A DIFFERENT KIND OF BLUE
The Covid lockdown of 2020 led to some unique and unexpected changes to the environment. Between 25 March and 21 June, commercial jets disappeared from the sky, roads emptied of almost all traffic, and the usual hum of urban life fell away. The world was cast into an uncanny stillness. Colours and sounds of the natural world suddenly seemed more vivid, more lucid, and the skies of East London took on an intensity and subtlety I had never noticed before. For forty-nine days—the length of the first and strictest lockdown in England—I took one photograph each day on 35mm film of the sky above my house in Leytonstone, normally a space dominated by the constant flightpath from City Airport.

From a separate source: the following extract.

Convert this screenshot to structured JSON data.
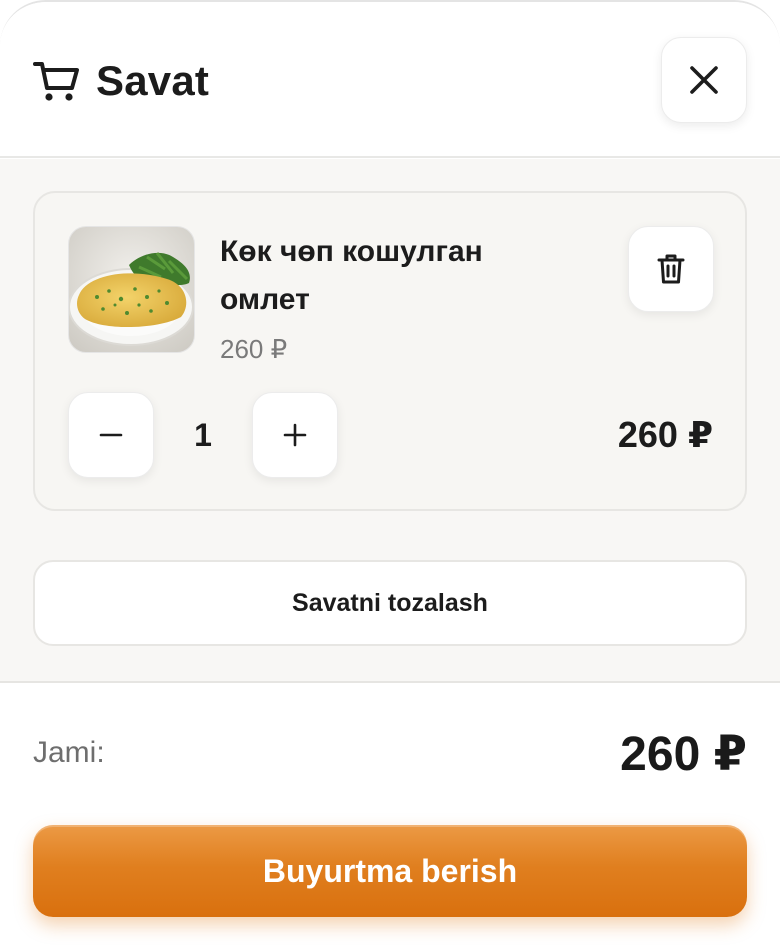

In retrospect, this project feels like a socially-distanced fever dream, a suspended moment in time where the ordinary became extraordinary. The skies seem to hold painterly colour and form reminiscent of William Eggleston’s At Zenith series, where everyday skies are elevated through his refined form of spontaneous observation. At the same time, there is a quiet echo of Alfred Stieglitz’s Equivalents, where clouds and sky serve as metaphors for emotion and thought, creating a dialogue between the external world and inner experience. A Different Kind of Blue remains caught in that temporal loop, a record of light and time in a city that had paused. The photographs from that period seem to reveal colours and moods that are intensified, curious, and fleeting, reflecting the strange beauty of enforced isolation.